Why are digital games more expensive than the shops? [closed]

I was about to buy StarCraft 2 in a digital version when I noticed it's about €15 more expensive than my local stores which are selling retail copies (€59.99 vs €44.99). These are Irish prices.

This is something I've seen several times over for PC games in the last year. Digital copy's cost far less to produce I'm sure as packing and distribution or none-existent once the IT expenditure for the online platform is establish.

Why is there such a price difference?


Solution 1:

You need to take into consideration the longer term costs of digital distribution. Yes, the game doesn't have the packaging costs associated with buying the game in the store, but packaging costs are mostly offset by the retailers who sell you the game. The retailers take no the burden of shipping the product around the globe to their stores, they take on the burden of advertising and retail-staff costs, as well as building rental of course.

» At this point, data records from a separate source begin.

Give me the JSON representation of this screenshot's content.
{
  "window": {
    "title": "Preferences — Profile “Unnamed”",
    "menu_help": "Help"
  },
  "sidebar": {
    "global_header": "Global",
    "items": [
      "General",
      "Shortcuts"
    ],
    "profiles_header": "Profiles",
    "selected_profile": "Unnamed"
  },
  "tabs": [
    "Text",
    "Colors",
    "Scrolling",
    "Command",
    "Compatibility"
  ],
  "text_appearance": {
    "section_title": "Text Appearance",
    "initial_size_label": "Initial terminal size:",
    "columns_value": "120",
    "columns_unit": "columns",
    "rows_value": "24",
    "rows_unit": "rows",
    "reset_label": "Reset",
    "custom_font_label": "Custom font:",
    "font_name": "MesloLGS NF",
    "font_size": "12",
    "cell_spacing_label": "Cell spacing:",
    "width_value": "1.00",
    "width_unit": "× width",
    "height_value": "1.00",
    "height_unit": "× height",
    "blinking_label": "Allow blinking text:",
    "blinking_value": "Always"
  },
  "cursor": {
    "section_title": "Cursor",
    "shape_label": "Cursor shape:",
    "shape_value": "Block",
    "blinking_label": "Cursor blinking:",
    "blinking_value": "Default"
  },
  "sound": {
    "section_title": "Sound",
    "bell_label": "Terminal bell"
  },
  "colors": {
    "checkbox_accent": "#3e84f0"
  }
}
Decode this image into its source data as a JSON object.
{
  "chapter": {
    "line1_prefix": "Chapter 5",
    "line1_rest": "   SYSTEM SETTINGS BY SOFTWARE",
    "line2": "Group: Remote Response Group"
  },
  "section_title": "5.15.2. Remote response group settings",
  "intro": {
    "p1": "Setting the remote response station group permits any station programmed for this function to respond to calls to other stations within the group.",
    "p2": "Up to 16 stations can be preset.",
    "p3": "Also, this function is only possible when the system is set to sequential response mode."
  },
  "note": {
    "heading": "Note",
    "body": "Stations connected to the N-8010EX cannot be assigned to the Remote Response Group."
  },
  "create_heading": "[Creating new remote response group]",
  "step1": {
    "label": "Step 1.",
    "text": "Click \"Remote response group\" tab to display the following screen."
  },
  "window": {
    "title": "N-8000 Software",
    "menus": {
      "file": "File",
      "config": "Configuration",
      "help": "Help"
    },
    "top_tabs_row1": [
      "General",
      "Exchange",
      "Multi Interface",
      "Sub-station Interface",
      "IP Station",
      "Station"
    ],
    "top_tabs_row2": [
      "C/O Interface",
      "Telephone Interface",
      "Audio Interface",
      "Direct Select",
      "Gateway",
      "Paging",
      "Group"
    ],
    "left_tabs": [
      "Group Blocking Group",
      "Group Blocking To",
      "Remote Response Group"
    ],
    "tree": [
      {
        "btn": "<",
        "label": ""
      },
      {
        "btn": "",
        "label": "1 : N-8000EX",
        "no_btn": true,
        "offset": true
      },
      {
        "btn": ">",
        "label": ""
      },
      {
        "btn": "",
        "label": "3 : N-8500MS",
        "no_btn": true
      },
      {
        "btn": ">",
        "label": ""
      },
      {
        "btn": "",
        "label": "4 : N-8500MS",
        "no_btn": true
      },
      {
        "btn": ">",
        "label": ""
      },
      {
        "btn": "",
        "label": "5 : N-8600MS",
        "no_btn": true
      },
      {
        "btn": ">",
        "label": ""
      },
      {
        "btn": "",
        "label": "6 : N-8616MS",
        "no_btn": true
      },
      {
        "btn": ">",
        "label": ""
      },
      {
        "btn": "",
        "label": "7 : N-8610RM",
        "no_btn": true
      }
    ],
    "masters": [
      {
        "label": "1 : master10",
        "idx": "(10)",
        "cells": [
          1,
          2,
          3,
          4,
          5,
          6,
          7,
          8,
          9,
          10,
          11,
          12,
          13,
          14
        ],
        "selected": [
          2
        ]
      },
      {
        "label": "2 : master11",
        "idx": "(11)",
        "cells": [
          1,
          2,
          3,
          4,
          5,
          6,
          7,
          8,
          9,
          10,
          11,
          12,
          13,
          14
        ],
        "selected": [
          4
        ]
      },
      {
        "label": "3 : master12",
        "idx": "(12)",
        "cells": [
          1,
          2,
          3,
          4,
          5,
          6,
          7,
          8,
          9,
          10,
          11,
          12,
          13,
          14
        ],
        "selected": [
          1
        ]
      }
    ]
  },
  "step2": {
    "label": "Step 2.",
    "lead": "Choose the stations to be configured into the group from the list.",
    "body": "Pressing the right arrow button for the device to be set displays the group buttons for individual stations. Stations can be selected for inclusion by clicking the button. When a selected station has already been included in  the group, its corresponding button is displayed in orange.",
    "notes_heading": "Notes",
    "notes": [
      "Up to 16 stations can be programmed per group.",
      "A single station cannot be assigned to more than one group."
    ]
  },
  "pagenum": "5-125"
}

With digital distribution the retailer is generally the games developer so they have to shoulder the cost of distribution themselves. What costs you might think? Surely it's cheaper to just download ... maybe not as cheap as you think.

You need to factor in costing for:

  • Datacentre Rackspace
  • Datacentre bandwidth (not cheap)
  • Hardware costs
  • Developer time to build a platform for delivery
  • Designer time to make that platform look pretty
  • System Administration cost to keep that platform online
  • Customer Support and Service cost to handle returns, refunds, complaints etc.

I'm sure there are a dozen other things which cost money. Consider that Steam was transferring 1000 TERABYTES of data a month 5 years ago, long before digital distribution really took off - imagine what it is now? Imagine how much Rackspace, bandwidth and associated support costs they are now incurring.

All things which in the past, Retailers (Game etc.) handled themselves.

Lastly of course you need to factor in convenience. You pay more on a Motorway service station because it's convenient, you don't have to drive 5 miles into a remote village to get that cup of coffee at 9am on a Sunday morning, just pull into the service station and pay an extra £3 for your mug. Same applies here. They know there are people who are lazy enough to not want to leave their rooms whilst playing the latest shootemup or racing sim - they're taking advantage. Rightly so. Welcome to Capitalism :)

That might help explain why costs are a little skewed.

Solution 2:

This is a new release, the publisher may be setting the price just as high as it will go in order to not undercut the retail channel. That's why there's no DISCOUNT for buying on-line. They can always lower it later when the product is out of the stores.

My guess is that there's some oddity in the pricing in Ireland relative to the pricing in Great Britan and that they are setting the prices this way so that they don't get too many people going from one to the other to save a little money.

Solution 3:

I think part of the difference is because of currency differences. In America, it's $60 digitally or at a retail store. Maybe the person in charge of european pricing didn't realize that the dollar has dropped as much as it has, so set the online pricing at 60 Euros, but the person in charge of the boxed version, he deals with retail stuff more, so he knew the "right" price.

Solution 4:

It is way less expensive to sell via the net. ID use to make a killing selling DOOM.
They broke it down and basically said if they could knock 15.00 off a 30.00 game.

Gas and trucks are not quite as efficient as digital. Color manuals, directions, help phone numbers etc. Much more money doing the boxed version. 1. The box with all the cool colors 2. The manual which is usually glossy 3. The CD and the color print on the disk 4. The CD case 5. The retailer has to make money so they get a cut. 6. Shipping costs 7. Probably more..

They have deals set up with retailers not to undercut them.

I'm not too happy they took the guest coupons off the digital version. I bought two Boxed copies and had 4 guest passes and 2 WOW passes.

The only thing I can think of is they promised the retailer the exclusive rights to have the guest passes which would drive retail sales. Blizzard does not make as much money on the Retail version.

It would easy for blizzard to honor the guest passes on the downloaded version. Its just a key.

If I had known that I would not have downloaded my third copy. Well, you do save about 4.00 in tax so its not all bad.